Si la cultura es el conjunto de creencias, actividades y objetos que definen a un grupo humano, una cultura de alto rendimiento se caracterizará por incorporar dicho calificativo en sus tres dimensiones. La parte clave es entender lo que significa ese “alto rendimiento”.
Si la cultura se entiende como un sistema que construye el futuro, tiene sentido hablar de un rendimiento. No todas las culturas se miran a sí mismas de esa forma. Pueden verse tan sólo como “guardianas de la tradición”, es decir, para proteger el pasado. Culturas así tienden a estancarse, pues lo importante no es “rendir”, sino “perpetuar”.
Históricamente, muchas culturas se han caracterizado por esa segunda noción y terminan por moverse en círculos, sin avance, sin evolución y estacionando a sus miembros. Dentro de sus creencias básicas está el pensar al ser humano como un ser ya completo, “terminado” y sin capacidad de evolucionar; por tanto, sólo se puede mantener o degradar. De ahí su afán estaticista.
En cambio, culturas como la griega o la romana, que luego permearon en Europa, partían del primer supuesto: que eran constructoras de futuro y, por tanto, se enfocaban en evolucionar hacia algo mejor de forma constante. Eso permitió una visión de expansión territorial, de avances científicos y de civilizaciones cada vez más complejas.
Por supuesto, esto tuvo también su parte negativa, pues dio lugar a la conquista, al colonialismo y a los avances en tecnología de guerra.
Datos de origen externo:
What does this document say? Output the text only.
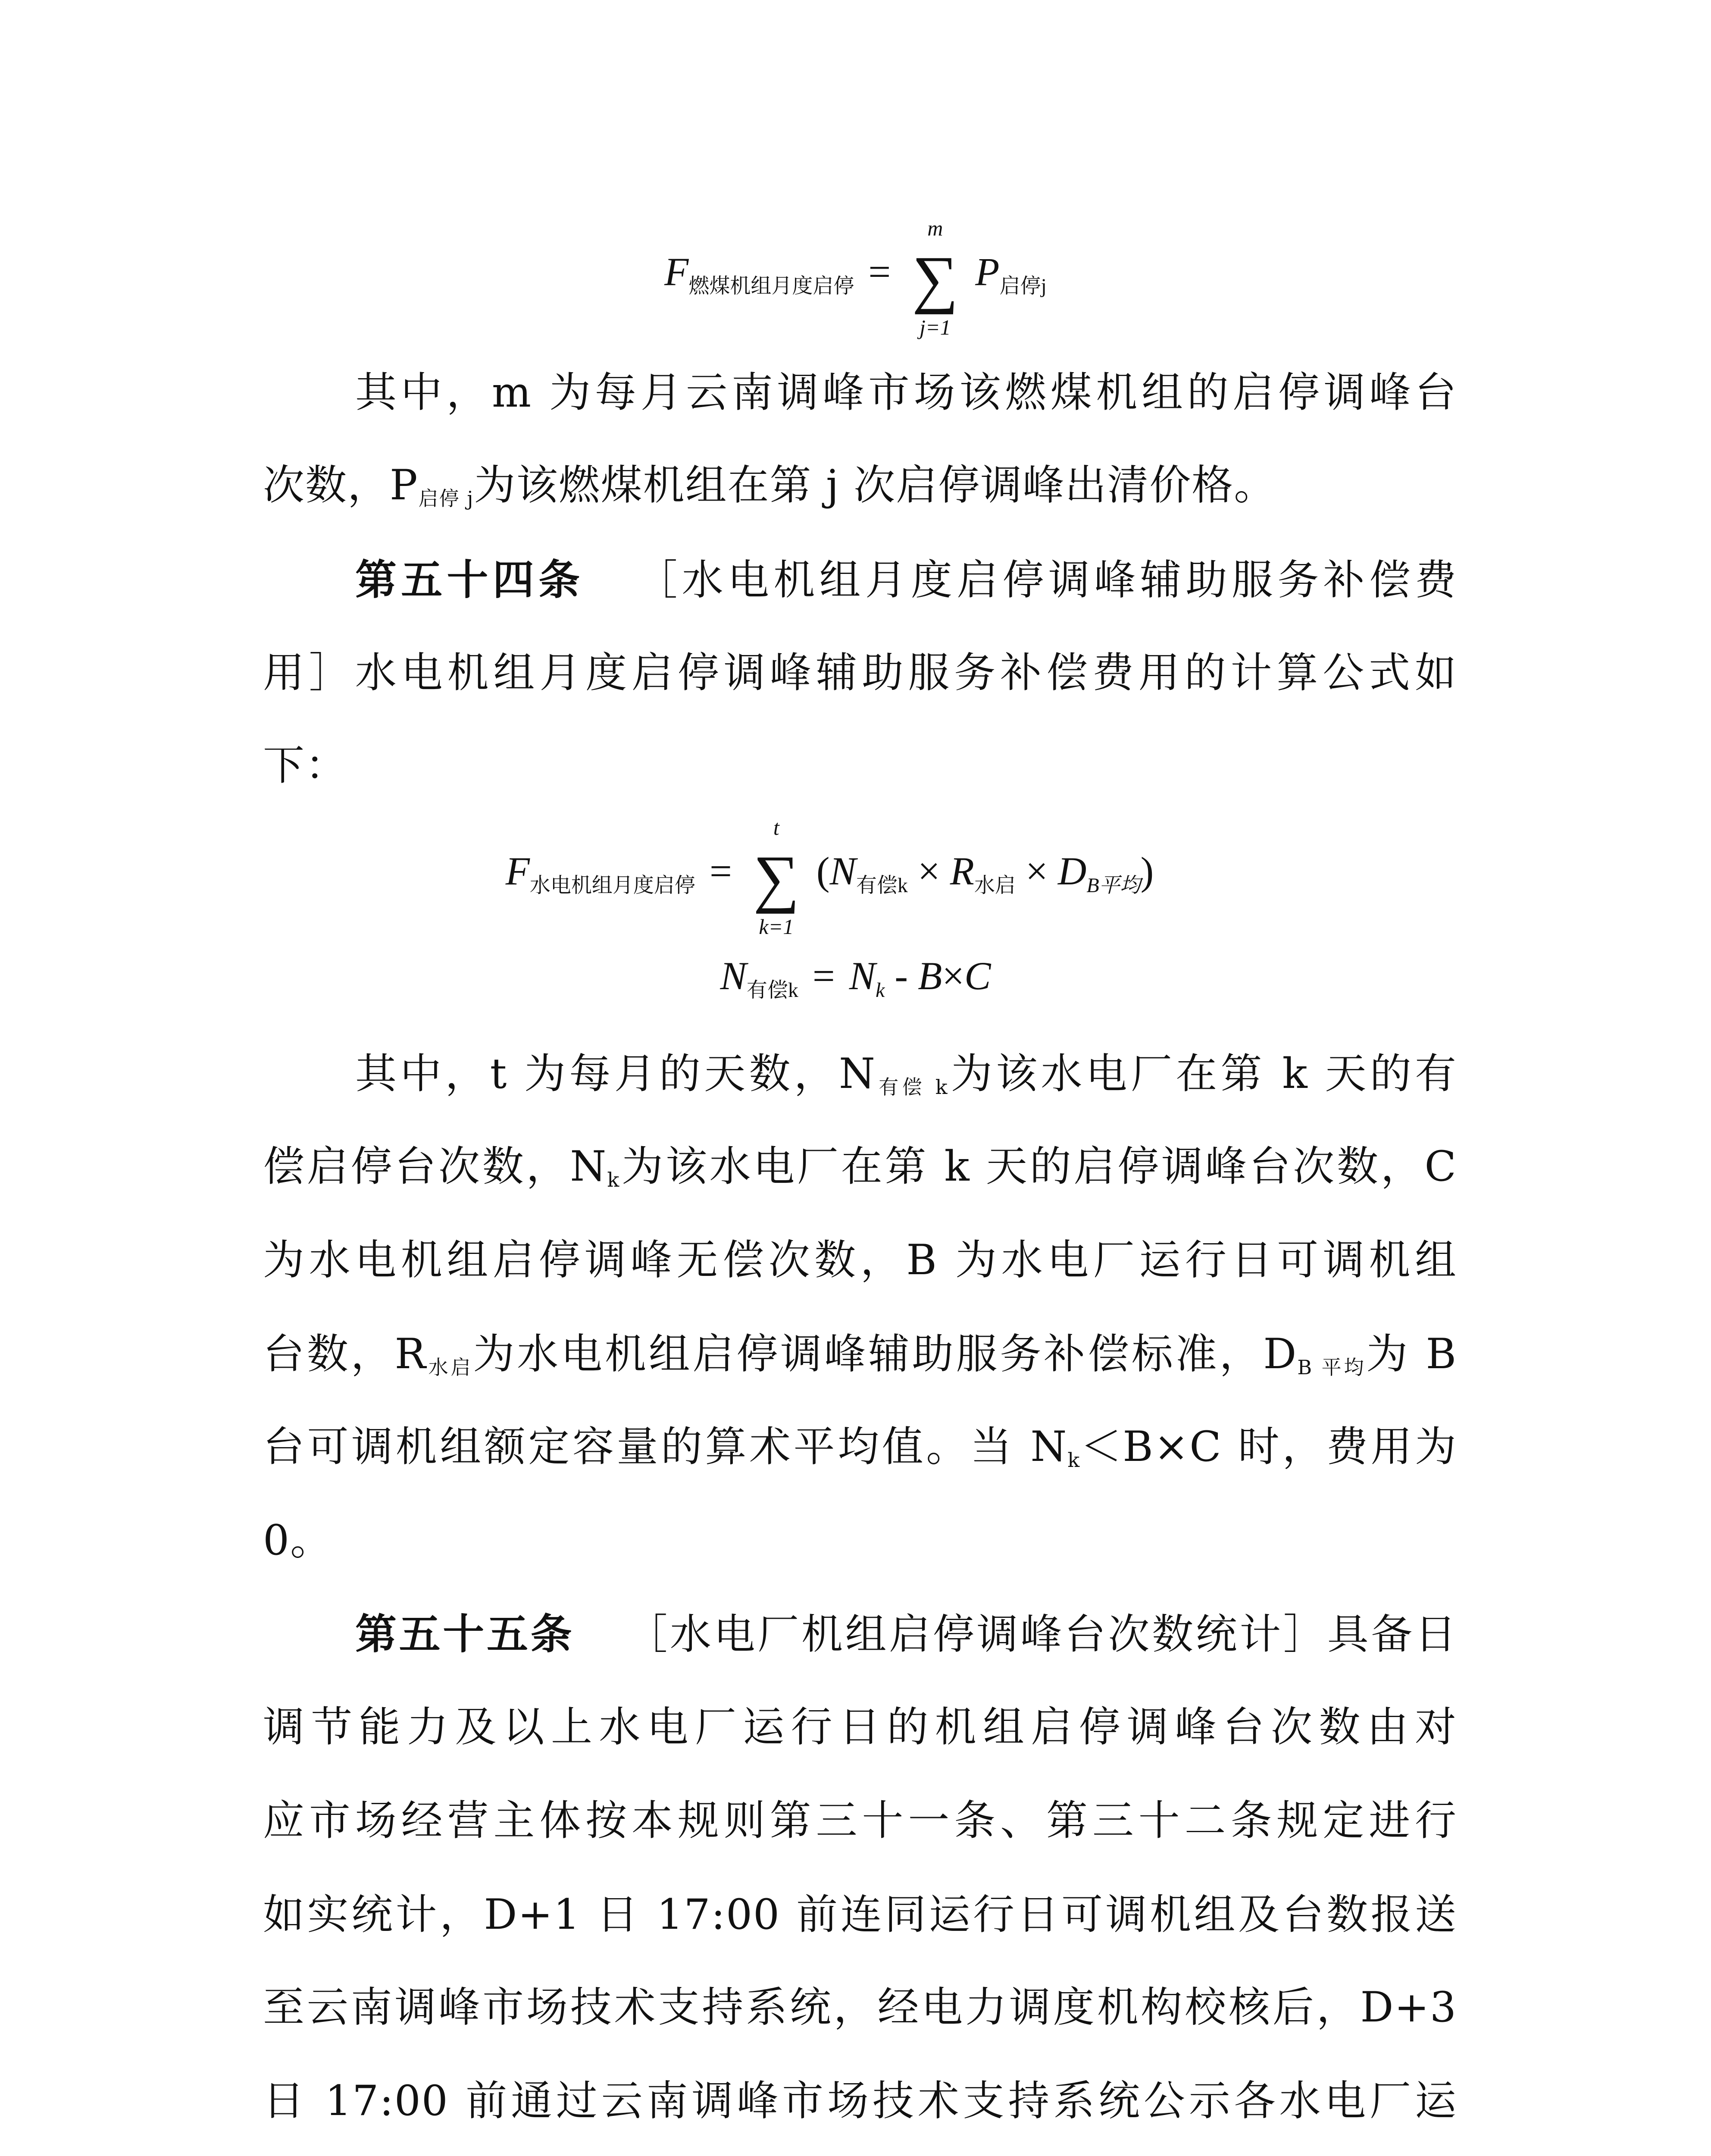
F燃煤机组月度启停 =
m
∑
j=1
P启停j
其中，m 为每月云南调峰市场该燃煤机组的启停调峰台
次数，$P_{启停 j}$为该燃煤机组在第 j 次启停调峰出清价格。
第五十四条 ［水电机组月度启停调峰辅助服务补偿费
用］水电机组月度启停调峰辅助服务补偿费用的计算公式如
下：
F水电机组月度启停 =
t
∑
k=1
(N有偿k × R水启 × DB平均)
N有偿k = Nk - B×C
其中，t 为每月的天数，$N_{有偿 k}$为该水电厂在第 k 天的有
偿启停台次数，$N_k$为该水电厂在第 k 天的启停调峰台次数，C
为水电机组启停调峰无偿次数，B 为水电厂运行日可调机组
台数，$R_{水启}$为水电机组启停调峰辅助服务补偿标准，$D_{B 平均}$为 B
台可调机组额定容量的算术平均值。当 $N_k<B\times C$ 时，费用为
0。
第五十五条 ［水电厂机组启停调峰台次数统计］具备日
调节能力及以上水电厂运行日的机组启停调峰台次数由对
应市场经营主体按本规则第三十一条、第三十二条规定进行
如实统计，D+1 日 17:00 前连同运行日可调机组及台数报送
至云南调峰市场技术支持系统，经电力调度机构校核后，D+3
日 17:00 前通过云南调峰市场技术支持系统公示各水电厂运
Ambas visiones tienen sus áreas de oportunidad; sin embargo, la que ha dado más frutos al desarrollo humano es la percepción de construcción de futuro.
Una cultura de alto rendimiento se ve a sí misma de esa forma. Dentro de sus creencias básicas, se percibe al ser humano como perfectible, como un ser inacabado, capaz de seguir evolucionando en lo individual y en conjunto. Se ve a la realidad como una oportunidad de aprendizaje y de transformación.
Dichas creencias se traducen en actividades productivas: se realizan y se celebran los viajes, la consecución de grandes hitos constructivos y la culminación de niveles educativos. Lo más importante es que siempre se perciben como pasos hacia algo más grande.
No se logra el “gran viaje”, sino el hito que representa, de cara al siguiente. Lo importante no es el logro finito, sino lo que habla en términos de avance más allá.
Como los sellos en un pasaporte, que se convierten a la vez en experiencias logradas y en el reto de nuevos viajes, más experiencias similares. Los niveles educativos nos traen distintos distintivos, diplomas e investiduras que hablan de los estadios que hemos cursado, pero también de los niveles hacia los cuales ahora podemos avanzar.
Aquí entra un tema crucial: premiar demasiado el logro no es fomentar una cultura de rendimiento, sino una de medición. Con frecuencia, como sociedad, premiamos la mejor evaluación o el término del ciclo escolar, y no el esfuerzo, el intento constante y la amplitud de los avances. Esto puede rápidamente convertir una cultura de rendimiento en una cultura estática.
En el fondo, estamos hablando de esperanza. Una cultura de alto rendimiento tiene esperanza en el futuro y la confía a sus miembros a través de entrenamiento, medición, retos y celebrando cada nuevo triunfo como avance, no como premio último.
En la educación, una cultura de alto rendimiento se traduce en compartir con el educando sus avances personales y las posibilidades que va alcanzando. Evitar el sólo premiar avances estandarizados y, en cambio, acompañar al estudiante de forma puntual e individual en sus avances.
Celebrar los ciclos educativos tiene sus puntos buenos, pero puede pronto convertirse en algo cronológico y no esperanzador.
Es algo así como entregar reconocimientos en la empresa a quien ha cumplido 30 años trabajando ahí. Es un premio “inevitable”, pero que habla poco de lo que la persona ha contribuido. Una verdadera cultura de alto rendimiento personaliza el avance.
Da seguimiento al rendimiento individual, a sus logros y a sus potencialidades. Es aquí en donde las nuevas herramientas nos permitirán apoyar mejor a los educandos.